Geoscientists agree that climate change is underway, the result of massive releases of greenhouse gases from the burning of coal and other fossil fuels. This has prompted calls for greater investment in renewable energy technologies like solar power. But this study assumes that coal use will continue to grow worldwide, because coal is abundant and the cheapest of all fossil fuels. So the development of carbon-capture technologies is critical for slowing down climate change, the study says.
“I think their big conclusions are the right ones,” says John Holdren, professor of environmental policy at Harvard’s Kennedy School of Government and president of the American Association for the Advancement of Science. “It’s crucial that we ramp up efforts to develop, prove, and deploy CCS technology, and that the price put on carbon is high enough to motivate use of the technology.”
Catch that gas
Conventional power plants burn pulverized coal in boilers and send the resulting flue gas through a process that removes sulfate, nitrogen oxide, and particulates. In a CCS system, CO~2~ would be chemically separated from the flue gas and compressed into a supercritical fluid for storage. Such a system, which is not currently in use on a commercial scale, would increase the cost of producing electricity. But the MIT study estimates that a tax on carbon emissions could make new coal plants with CCS technologies cost-competitive with conventional systems.

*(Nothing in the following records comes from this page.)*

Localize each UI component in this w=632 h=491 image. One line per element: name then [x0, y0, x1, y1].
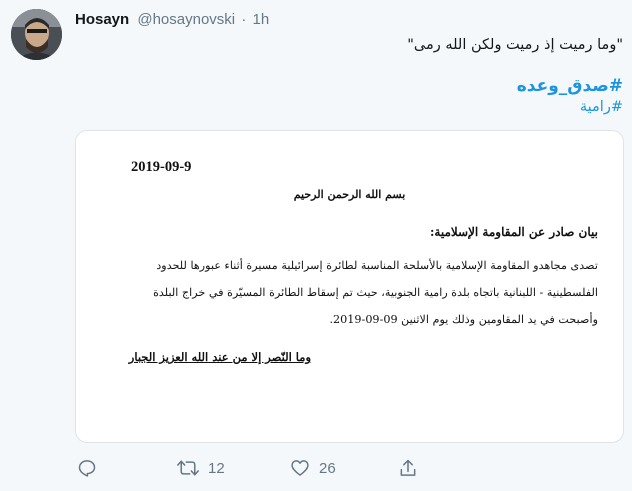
document-body: تصدى مجاهدو المقاومة الإسلامية بالأسلحة …: [98, 252, 598, 333]
document-basmala: بسم الله الرحمن الرحيم: [293, 188, 406, 201]
tweet-header: Hosayn @hosaynovski · 1h: [75, 10, 269, 30]
retweet-count: 12: [208, 459, 225, 477]
heart-icon: [291, 460, 309, 476]
user-name[interactable]: Hosayn: [75, 11, 129, 28]
like-button[interactable]: 26: [290, 458, 336, 478]
retweet-button[interactable]: 12: [177, 458, 225, 478]
document-line: الفلسطينية - اللبنانية باتجاه بلدة رامية…: [153, 286, 598, 299]
share-icon: [400, 459, 416, 476]
separator-dot: ·: [241, 11, 247, 28]
hashtag-link[interactable]: #صدق_وعده: [517, 76, 623, 96]
reply-icon: [78, 460, 96, 477]
user-handle[interactable]: @hosaynovski: [137, 11, 235, 28]
reply-button[interactable]: [77, 458, 97, 478]
document-heading: بيان صادر عن المقاومة الإسلامية:: [429, 225, 598, 239]
tweet-text: "وما رميت إذ رميت ولكن الله رمى": [407, 37, 623, 53]
like-count: 26: [319, 459, 336, 477]
avatar[interactable]: [11, 9, 62, 60]
tweet: Hosayn @hosaynovski · 1h "وما رميت إذ رم…: [0, 0, 632, 491]
tweet-actions: 12 26: [75, 458, 625, 482]
document-closing: وما النّصر إلا من عند الله العزيز الجبار: [128, 350, 311, 364]
share-button[interactable]: [398, 458, 418, 478]
tweet-media-image[interactable]: 2019-09-9 بسم الله الرحمن الرحيم بيان صا…: [75, 130, 624, 443]
hashtag-link[interactable]: #رامية: [580, 99, 623, 115]
document-line: وأصبحت في يد المقاومين وذلك يوم الاثنين …: [329, 313, 598, 326]
timestamp[interactable]: 1h: [252, 11, 269, 28]
document-date: 2019-09-9: [131, 159, 192, 175]
document-line: تصدى مجاهدو المقاومة الإسلامية بالأسلحة …: [156, 259, 598, 272]
avatar-image: [11, 9, 62, 60]
retweet-icon: [177, 460, 199, 476]
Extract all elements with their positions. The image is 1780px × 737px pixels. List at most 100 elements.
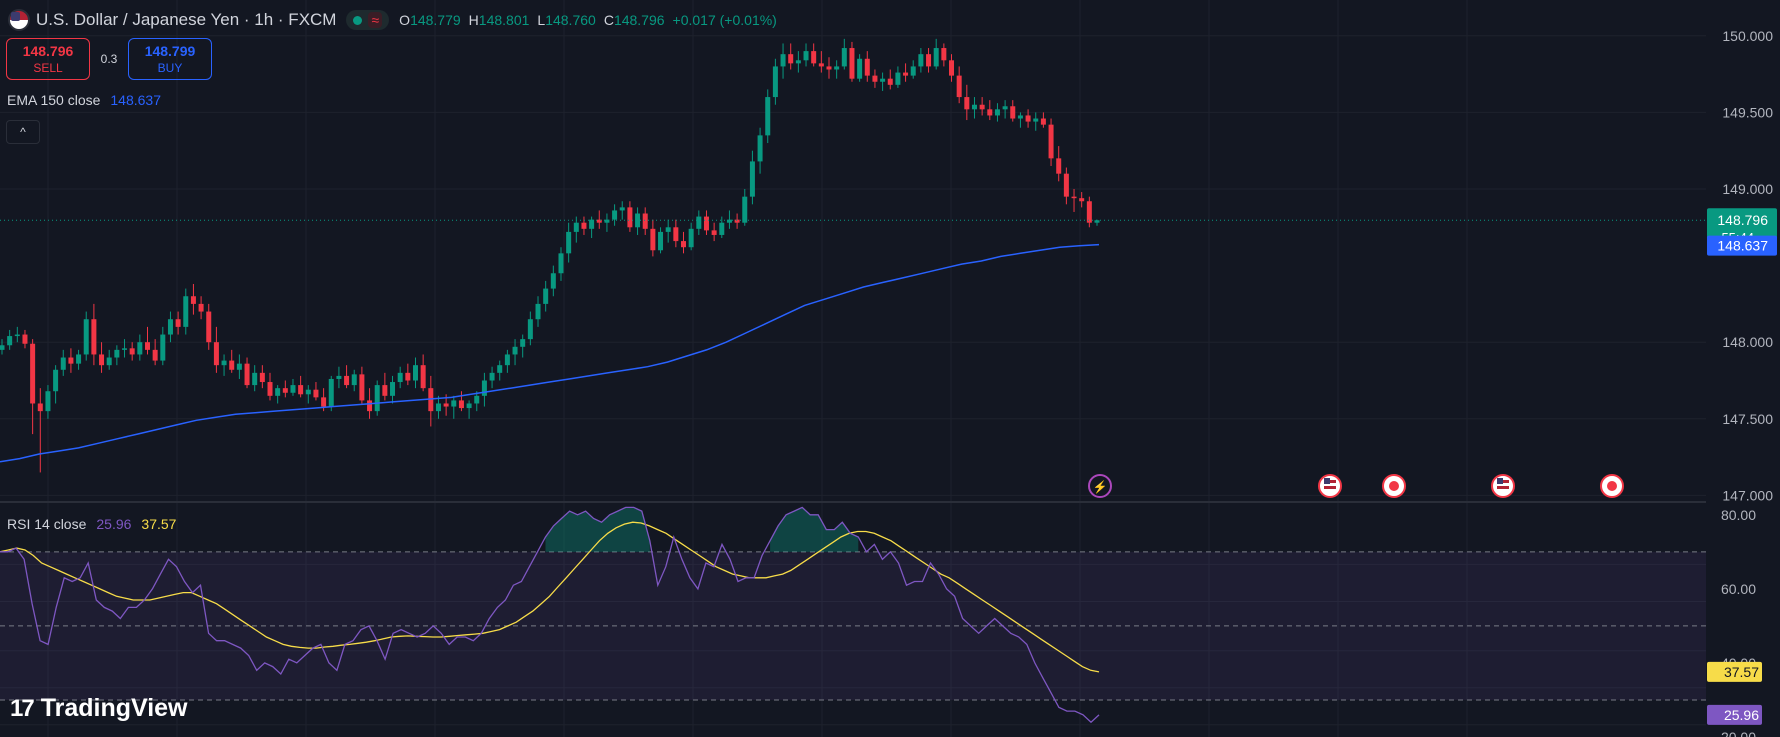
candle-body xyxy=(941,48,947,61)
ema-legend[interactable]: EMA 150 close 148.637 xyxy=(7,92,161,108)
candle-body xyxy=(167,319,173,335)
price-tick-label: 147.500 xyxy=(1722,411,1773,427)
candle-body xyxy=(650,228,656,251)
candle xyxy=(305,385,311,404)
candle-body xyxy=(275,388,281,396)
candle-body xyxy=(122,348,128,350)
buy-button[interactable]: 148.799 BUY xyxy=(128,38,212,80)
tradingview-logo-text: TradingView xyxy=(40,694,188,722)
candle-body xyxy=(627,207,633,228)
rsi-legend-label: RSI 14 close xyxy=(7,516,87,532)
current-price-tag-value: 148.796 xyxy=(1717,212,1768,228)
candle xyxy=(711,222,717,242)
candle xyxy=(803,43,809,67)
candle xyxy=(818,51,824,73)
candle xyxy=(359,366,365,404)
sell-button[interactable]: 148.796 SELL xyxy=(6,38,90,80)
candle xyxy=(665,219,671,243)
candle-body xyxy=(313,389,319,398)
candle-body xyxy=(1063,173,1069,197)
chart-area[interactable]: ⚡ 150.000 149.500 149.000 148.000 147.500 147.… xyxy=(0,0,1780,737)
rsi-ma-tag-value: 37.57 xyxy=(1724,664,1759,680)
candle xyxy=(895,66,901,88)
event-marker[interactable] xyxy=(1382,474,1406,498)
candle xyxy=(91,303,97,366)
rsi-legend[interactable]: RSI 14 close 25.96 37.57 xyxy=(7,516,176,532)
candle-body xyxy=(880,78,886,82)
candle-body xyxy=(0,345,5,350)
event-marker[interactable] xyxy=(1318,474,1342,498)
candle xyxy=(987,100,993,121)
candle-body xyxy=(114,349,120,358)
candle xyxy=(543,280,549,312)
candle-body xyxy=(971,104,977,110)
event-marker[interactable]: ⚡ xyxy=(1088,474,1112,498)
candle xyxy=(589,216,595,239)
candle-body xyxy=(405,372,411,381)
price-axis[interactable]: 150.000 149.500 149.000 148.000 147.500 147.0… xyxy=(1706,0,1780,737)
candle xyxy=(451,395,457,419)
close-value: 148.796 xyxy=(613,12,665,28)
candle-body xyxy=(412,365,418,381)
collapse-legend-button[interactable]: ^ xyxy=(6,120,40,144)
candle-body xyxy=(658,231,664,251)
candle xyxy=(252,365,258,392)
tradingview-logo-icon: 17 xyxy=(10,694,35,722)
candle-body xyxy=(435,403,441,412)
candle-body xyxy=(466,403,472,409)
event-marker[interactable] xyxy=(1600,474,1624,498)
candle-body xyxy=(742,196,748,223)
candle-body xyxy=(321,397,327,407)
symbol-title[interactable]: U.S. Dollar / Japanese Yen · 1h · FXCM xyxy=(36,10,336,30)
candle xyxy=(114,345,120,366)
candle xyxy=(612,204,618,226)
event-marker[interactable] xyxy=(1491,474,1515,498)
candle-body xyxy=(711,230,717,235)
candle xyxy=(795,51,801,73)
candle-body xyxy=(30,343,36,404)
candle xyxy=(926,48,932,73)
candle xyxy=(520,334,526,358)
candle-body xyxy=(596,219,602,223)
candle xyxy=(673,219,679,248)
candle-body xyxy=(504,354,510,366)
candle-body xyxy=(481,380,487,396)
candle xyxy=(344,365,350,389)
candle-body xyxy=(619,207,625,211)
candle-body xyxy=(183,296,189,327)
candle xyxy=(489,366,495,389)
tradingview-logo[interactable]: 17 TradingView xyxy=(10,694,188,723)
candle-body xyxy=(22,334,28,344)
market-status-pill[interactable]: ≈ xyxy=(346,10,390,30)
candle-body xyxy=(129,348,135,355)
candle xyxy=(206,303,212,350)
candle-body xyxy=(811,51,817,64)
candle-body xyxy=(1071,196,1077,199)
candle xyxy=(918,48,924,73)
candle xyxy=(1086,196,1092,228)
candle-body xyxy=(772,66,778,98)
sell-label: SELL xyxy=(33,61,63,75)
candle xyxy=(497,360,503,381)
candle xyxy=(267,372,273,401)
low-value: 148.760 xyxy=(545,12,596,28)
candle xyxy=(198,296,204,320)
candle-body xyxy=(696,216,702,229)
candle xyxy=(1048,118,1054,167)
chart-header: U.S. Dollar / Japanese Yen · 1h · FXCM ≈… xyxy=(8,8,777,32)
candle-body xyxy=(374,385,380,412)
candle xyxy=(60,349,66,376)
candle xyxy=(275,385,281,404)
candle-body xyxy=(788,54,794,64)
candle-body xyxy=(328,378,334,407)
candle-body xyxy=(887,78,893,85)
candle-body xyxy=(642,213,648,229)
candle xyxy=(642,207,648,235)
spread-value: 0.3 xyxy=(100,52,118,66)
candle xyxy=(137,334,143,361)
candle xyxy=(581,216,587,235)
candle-body xyxy=(221,360,227,366)
candle xyxy=(566,222,572,263)
high-label: H xyxy=(468,12,479,28)
candle-body xyxy=(213,342,219,366)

The report also recommends a geological research program to analyze underground reservoirs for their ability to store large amounts of carbon dioxide. Many promising sites exist, the authors write, and demonstration projects in other countries, such as Norway, Canada, and Algeria, are each injecting about one million metric tons of CO~2~ underground annually.
Current DOE pilot projects are too small, the report says. It recommends creating at least three large-scale demonstration projects in the U.S. that would last five years or more, and about 10 around the world.
The report shies away from recommending a particular technology for future coal power plants, saying that different technologies need further testing and evaluation in combination with carbon-capture technologies. This move disappointed some advocates, who say that energy companies need to be given clear direction on how to design future coal plants so that they can be easily retrofitted with CCS technologies.
“There are plenty of cases where industry said something wasn’t possible but government mandated a technology standard, stood firm, and allowed enough lead time. And the companies achieved it,” says Seth Kaplan, clean energy and climate change program director at the Conservation Law Foundation, a Boston-based environmental advocacy group.